A parlamentar lembra que ainda alertou sobre os prejuízos que um veto à China na questão 5G poderia dar às exportações, especialmente do Agro, que de acordo com Kátia Abreu, vem salvando o país há décadas. 

 

A senadora encerrou sua resposta dizendo que “se um Chanceler age dessa forma marginal com a presidente da Comissão de Relações Exteriores do Senado da República de seu próprio país, com explícita compulsão belicosa, isso prova definitivamente que ele está à margem de qualquer possibilidade de liderar a diplomacia brasileira”, finalizou Kátia, dizendo também que “temos de livrar a diplomacia do Brasil de seu desvio marginal”. 

 

Confira aqui a nota na íntegra: 

 

NOTA À IMPRENSA 

 

O Brasil não pode mais continuar tendo, perante o mundo, a face de um marginal. Alguém que insiste em viver à margem da boa diplomacia, à margem da verdade dos fatos, à margem do equilíbrio e à margem do respeito às instituições. Alguém que agride gratuitamente e desnecessariamente a Comissão de Relações Exteriores e o Senado Federal. 

 

É uma violência resumir três horas de um encontro institucional a um tuíte que falta com a verdade. Em um encontro institucional, todo o conteúdo é público. 

 

Defendi que os certames licitatórios não podem comportar vetos ou restrições políticas. Onde está em jogo a competitividade de nossa economia, como no caso do leilão do 5G, devem prevalecer os critérios de preço e qualidade, conforme artigo “O Céu é o Limite” que divulguei na Folha de S.Paulo (21/03/21).

 

Ainda alertei esse senhor dos prejuízos que um veto à China na questão 5G poderia dar às nossas exportações, especialmente do Agro, que vem salvando o país há décadas.
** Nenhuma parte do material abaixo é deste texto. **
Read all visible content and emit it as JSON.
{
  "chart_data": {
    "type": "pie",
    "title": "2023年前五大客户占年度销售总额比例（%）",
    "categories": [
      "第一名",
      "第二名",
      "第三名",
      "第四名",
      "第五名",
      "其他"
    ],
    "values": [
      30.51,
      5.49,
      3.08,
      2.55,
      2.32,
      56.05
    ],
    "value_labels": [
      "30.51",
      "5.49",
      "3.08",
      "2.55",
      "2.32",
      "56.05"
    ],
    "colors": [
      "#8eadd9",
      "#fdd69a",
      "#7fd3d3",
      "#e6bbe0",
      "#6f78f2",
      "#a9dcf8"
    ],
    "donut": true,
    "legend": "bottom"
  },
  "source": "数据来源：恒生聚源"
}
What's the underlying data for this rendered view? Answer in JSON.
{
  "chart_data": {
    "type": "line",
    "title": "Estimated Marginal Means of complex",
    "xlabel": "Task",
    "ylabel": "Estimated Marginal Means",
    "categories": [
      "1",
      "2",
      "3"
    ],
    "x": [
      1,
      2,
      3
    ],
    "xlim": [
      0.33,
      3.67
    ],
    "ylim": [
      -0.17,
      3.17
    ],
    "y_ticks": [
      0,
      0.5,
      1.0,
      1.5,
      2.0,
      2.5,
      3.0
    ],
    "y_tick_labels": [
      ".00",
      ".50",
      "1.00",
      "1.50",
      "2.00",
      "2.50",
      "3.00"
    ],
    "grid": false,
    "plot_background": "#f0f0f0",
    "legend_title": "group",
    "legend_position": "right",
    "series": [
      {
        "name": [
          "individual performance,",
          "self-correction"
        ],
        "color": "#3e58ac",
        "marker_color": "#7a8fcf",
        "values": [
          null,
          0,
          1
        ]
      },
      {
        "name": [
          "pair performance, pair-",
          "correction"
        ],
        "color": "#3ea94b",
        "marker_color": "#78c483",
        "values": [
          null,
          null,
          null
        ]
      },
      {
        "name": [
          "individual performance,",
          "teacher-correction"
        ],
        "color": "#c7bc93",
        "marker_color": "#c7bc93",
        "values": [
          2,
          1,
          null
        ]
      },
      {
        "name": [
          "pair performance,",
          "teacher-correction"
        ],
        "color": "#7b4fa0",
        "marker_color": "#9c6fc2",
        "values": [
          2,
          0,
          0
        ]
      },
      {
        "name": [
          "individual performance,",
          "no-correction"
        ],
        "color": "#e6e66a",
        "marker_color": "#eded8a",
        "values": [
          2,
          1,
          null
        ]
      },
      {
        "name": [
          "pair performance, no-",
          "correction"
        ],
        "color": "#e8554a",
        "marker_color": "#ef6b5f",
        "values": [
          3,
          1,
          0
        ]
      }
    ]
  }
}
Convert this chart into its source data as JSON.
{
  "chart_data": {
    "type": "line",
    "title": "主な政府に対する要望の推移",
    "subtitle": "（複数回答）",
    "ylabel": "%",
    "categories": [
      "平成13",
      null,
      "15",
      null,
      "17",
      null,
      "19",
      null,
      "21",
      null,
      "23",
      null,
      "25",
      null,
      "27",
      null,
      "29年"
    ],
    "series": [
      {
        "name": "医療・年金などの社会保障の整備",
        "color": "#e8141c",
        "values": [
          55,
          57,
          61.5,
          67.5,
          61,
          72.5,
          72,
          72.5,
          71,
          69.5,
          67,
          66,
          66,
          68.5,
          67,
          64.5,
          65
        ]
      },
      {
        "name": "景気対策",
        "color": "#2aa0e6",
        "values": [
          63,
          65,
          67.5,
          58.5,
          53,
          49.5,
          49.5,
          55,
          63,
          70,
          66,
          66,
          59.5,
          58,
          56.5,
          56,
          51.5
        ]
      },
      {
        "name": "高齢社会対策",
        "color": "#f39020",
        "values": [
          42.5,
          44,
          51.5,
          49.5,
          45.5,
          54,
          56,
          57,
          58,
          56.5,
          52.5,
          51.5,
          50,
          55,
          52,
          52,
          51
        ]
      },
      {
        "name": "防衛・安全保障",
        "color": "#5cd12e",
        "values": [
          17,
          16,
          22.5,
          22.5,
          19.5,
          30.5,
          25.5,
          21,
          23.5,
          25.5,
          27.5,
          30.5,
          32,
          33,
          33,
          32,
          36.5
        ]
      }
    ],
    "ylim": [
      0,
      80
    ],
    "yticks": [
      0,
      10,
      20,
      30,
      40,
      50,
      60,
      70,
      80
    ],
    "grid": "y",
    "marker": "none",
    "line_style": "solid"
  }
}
Defendi também que a questão do desmatamento na Amazônia deve ser profundamente explicada ao mundo no contexto da negociação para evitar mais danos comerciais ao Brasil. 

 

Se um Chanceler age dessa forma marginal com a presidente da Comissão de Relações Exteriores do Senado da República de seu próprio país, com explícita compulsão belicosa, isso prova definitivamente que ele está à margem de qualquer possibilidade de liderar a diplomacia brasileira. 


Temos de livrar a diplomacia do Brasil de seu desvio marginal.

 

Brasília, 28 de março de 2021
Kátia Abreu (PP-TO), presidente da Comissão de Relações Exteriores do Senado da República.